With this model, the Price equation looks pretty much like the one Price formulated in his original paper. It is an identity. The frequency of the gene in the parent population is, in general, defined as

Q_{1}=\frac{1}{N} \sum_{i}q_{i}

where N is the number of individuals, and qi is the frequency of the gene in individual i. So here that is Q1 = 1 / 2. The frequency of the gene in the offspring population is...

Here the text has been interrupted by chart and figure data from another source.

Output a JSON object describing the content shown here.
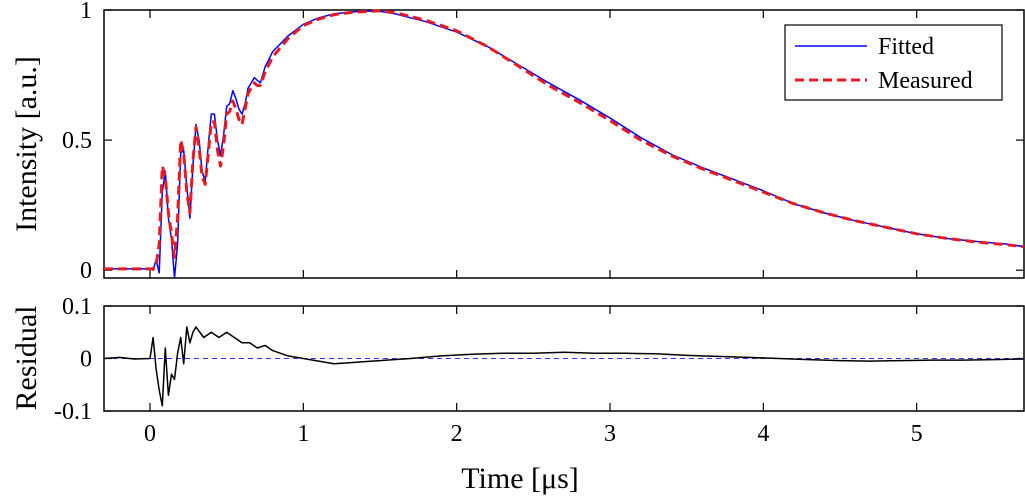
{
  "chart_data": [
    {
      "type": "line",
      "ylabel": "Intensity [a.u.]",
      "xlabel": "",
      "xlim": [
        -0.3,
        5.7
      ],
      "ylim": [
        -0.03,
        1.0
      ],
      "yticks": [
        0,
        0.5,
        1
      ],
      "ytick_labels": [
        "0",
        "0.5",
        "1"
      ],
      "grid": false,
      "legend": {
        "position": "top-right",
        "entries": [
          "Fitted",
          "Measured"
        ]
      },
      "series": [
        {
          "name": "Fitted",
          "color": "#0000ff",
          "style": "solid",
          "x": [
            -0.3,
            0.0,
            0.02,
            0.04,
            0.06,
            0.08,
            0.1,
            0.12,
            0.14,
            0.16,
            0.18,
            0.2,
            0.22,
            0.24,
            0.26,
            0.28,
            0.3,
            0.32,
            0.34,
            0.36,
            0.38,
            0.4,
            0.42,
            0.44,
            0.46,
            0.48,
            0.5,
            0.52,
            0.54,
            0.56,
            0.58,
            0.6,
            0.62,
            0.64,
            0.66,
            0.68,
            0.7,
            0.72,
            0.75,
            0.8,
            0.9,
            1.0,
            1.1,
            1.2,
            1.3,
            1.4,
            1.5,
            1.6,
            1.7,
            1.8,
            1.9,
            2.0,
            2.2,
            2.4,
            2.6,
            2.8,
            3.0,
            3.2,
            3.4,
            3.6,
            3.8,
            4.0,
            4.2,
            4.4,
            4.6,
            4.8,
            5.0,
            5.2,
            5.4,
            5.6,
            5.7
          ],
          "values": [
            0.005,
            0.005,
            0.0,
            0.04,
            -0.01,
            0.3,
            0.38,
            0.2,
            0.12,
            -0.03,
            0.1,
            0.45,
            0.46,
            0.32,
            0.2,
            0.4,
            0.56,
            0.5,
            0.38,
            0.34,
            0.48,
            0.6,
            0.6,
            0.5,
            0.44,
            0.52,
            0.63,
            0.64,
            0.69,
            0.66,
            0.62,
            0.6,
            0.64,
            0.7,
            0.72,
            0.74,
            0.73,
            0.72,
            0.78,
            0.84,
            0.9,
            0.945,
            0.97,
            0.985,
            0.992,
            0.996,
            0.995,
            0.985,
            0.97,
            0.955,
            0.935,
            0.915,
            0.86,
            0.79,
            0.72,
            0.655,
            0.585,
            0.51,
            0.445,
            0.395,
            0.35,
            0.305,
            0.255,
            0.22,
            0.19,
            0.165,
            0.14,
            0.122,
            0.11,
            0.1,
            0.09
          ]
        },
        {
          "name": "Measured",
          "color": "#e8191f",
          "style": "dashed",
          "x": [
            -0.3,
            0.0,
            0.02,
            0.04,
            0.06,
            0.08,
            0.1,
            0.12,
            0.14,
            0.16,
            0.18,
            0.2,
            0.22,
            0.24,
            0.26,
            0.28,
            0.3,
            0.32,
            0.34,
            0.36,
            0.38,
            0.4,
            0.42,
            0.44,
            0.46,
            0.48,
            0.5,
            0.52,
            0.54,
            0.56,
            0.58,
            0.6,
            0.62,
            0.64,
            0.66,
            0.68,
            0.7,
            0.72,
            0.75,
            0.8,
            0.9,
            1.0,
            1.1,
            1.2,
            1.3,
            1.4,
            1.5,
            1.6,
            1.7,
            1.8,
            1.9,
            2.0,
            2.2,
            2.4,
            2.6,
            2.8,
            3.0,
            3.2,
            3.4,
            3.6,
            3.8,
            4.0,
            4.2,
            4.4,
            4.6,
            4.8,
            5.0,
            5.2,
            5.4,
            5.6,
            5.7
          ],
          "values": [
            0.005,
            0.005,
            0.005,
            0.02,
            0.1,
            0.4,
            0.36,
            0.22,
            0.14,
            0.05,
            0.2,
            0.5,
            0.45,
            0.3,
            0.22,
            0.42,
            0.55,
            0.47,
            0.36,
            0.33,
            0.45,
            0.57,
            0.57,
            0.46,
            0.4,
            0.48,
            0.6,
            0.61,
            0.65,
            0.62,
            0.58,
            0.56,
            0.62,
            0.68,
            0.7,
            0.72,
            0.71,
            0.71,
            0.76,
            0.82,
            0.89,
            0.94,
            0.965,
            0.982,
            0.99,
            0.994,
            0.997,
            0.99,
            0.975,
            0.96,
            0.94,
            0.92,
            0.86,
            0.785,
            0.71,
            0.645,
            0.575,
            0.5,
            0.44,
            0.39,
            0.345,
            0.3,
            0.255,
            0.22,
            0.19,
            0.165,
            0.14,
            0.122,
            0.108,
            0.097,
            0.09
          ]
        }
      ]
    },
    {
      "type": "line",
      "ylabel": "Residual",
      "xlabel": "Time [μs]",
      "xlim": [
        -0.3,
        5.7
      ],
      "ylim": [
        -0.1,
        0.1
      ],
      "xticks": [
        0,
        1,
        2,
        3,
        4,
        5
      ],
      "xtick_labels": [
        "0",
        "1",
        "2",
        "3",
        "4",
        "5"
      ],
      "yticks": [
        -0.1,
        0,
        0.1
      ],
      "ytick_labels": [
        "-0.1",
        "0",
        "0.1"
      ],
      "grid": false,
      "series": [
        {
          "color": "#000000",
          "style": "solid",
          "x": [
            -0.3,
            -0.2,
            -0.1,
            0.0,
            0.02,
            0.04,
            0.06,
            0.08,
            0.1,
            0.12,
            0.14,
            0.16,
            0.18,
            0.2,
            0.22,
            0.24,
            0.26,
            0.28,
            0.3,
            0.35,
            0.4,
            0.45,
            0.5,
            0.55,
            0.6,
            0.65,
            0.7,
            0.75,
            0.8,
            0.9,
            1.0,
            1.1,
            1.2,
            1.3,
            1.4,
            1.5,
            1.7,
            1.9,
            2.1,
            2.3,
            2.5,
            2.7,
            2.9,
            3.1,
            3.3,
            3.5,
            3.7,
            3.9,
            4.1,
            4.3,
            4.5,
            4.7,
            4.9,
            5.1,
            5.3,
            5.5,
            5.7
          ],
          "values": [
            0.0,
            0.002,
            -0.001,
            0.0,
            0.04,
            -0.02,
            -0.06,
            -0.09,
            0.02,
            -0.07,
            -0.03,
            -0.04,
            0.01,
            0.04,
            -0.01,
            0.06,
            0.03,
            0.05,
            0.06,
            0.04,
            0.05,
            0.04,
            0.05,
            0.04,
            0.03,
            0.03,
            0.02,
            0.025,
            0.015,
            0.005,
            0.0,
            -0.005,
            -0.01,
            -0.008,
            -0.006,
            -0.004,
            0.0,
            0.005,
            0.008,
            0.01,
            0.01,
            0.012,
            0.01,
            0.01,
            0.009,
            0.006,
            0.004,
            0.002,
            0.0,
            -0.002,
            -0.004,
            -0.005,
            -0.004,
            -0.003,
            -0.003,
            -0.002,
            -0.001
          ]
        }
      ],
      "reference_line": {
        "y": 0,
        "color": "#3333ff",
        "style": "dashed"
      }
    }
  ]
}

Q_{2}=\frac{\sum_{i=1}^{N}z_{i}q_{i}^{\prime }}{\sum_{i=1}^{N}z_{i}}.

This differs from the Price Equation 1.0, because of the locus-drawing step. Therefore we have $q_{i}^{\prime }$, which is the frequency of the gene in the set of successful gametes produced by individual i. In the [Price_1.0 | Price Equation 1.0] this was by definition equal to the frequency qi of the gene in the parent, but because there is a random step involved here, this is no longer the case. Of course zi is still the number of times individual i in the parent population was drawn for reproduction. The Price equation for this model is then is the following identity:


\triangle Q=Q_{2}-Q_{1}=\frac{N}{\sum_{i}z_{i}}\left[ \frac{\sum_{i}z_{i}q_{i}}{N}-\left( \frac{\sum_{i}z_{i}}{N}\right) \left( \frac{\sum_{i}q_{i}}{N}\right) \right] +\frac{\sum_{i}z_{i}\left( q_{i}^{\prime}-q_{i}\right) }{\sum_{i}z_{i}}


[show details]

which in this particular model is


\triangle Q=\frac{1}{2}\left[ \frac{\sum_{i}z_{i}q_{i}}{4}-\frac{\sum_{i}q_{i}}{2}\right] +\frac{\sum_{i}z_{i}\left( q_{i}^{\prime}-q_{i}\right) }{8}


As before, it is unfortunate that George Price named the term between square brackets in this equation Cov(z,q). The claim of the Price equation - which we contend even more now - is that the equation unveils that a change in frequency - \triangle Q - is explained by the covariance between having the gene and the number of offspring - Cov(z,q).

Two issues remain. One is that now there is another term on the right hand side. In the Price equation literature, this term tends to be crossed off, "because it will be 0 anyway". This is not correct; it is typically non-zero, even if it is 0 in expectation. The other issue is that "Cov( z,q)" is still not a covariance; it is not a constant property of a random variable, but it is a random variable itself, as it differs from draw to draw.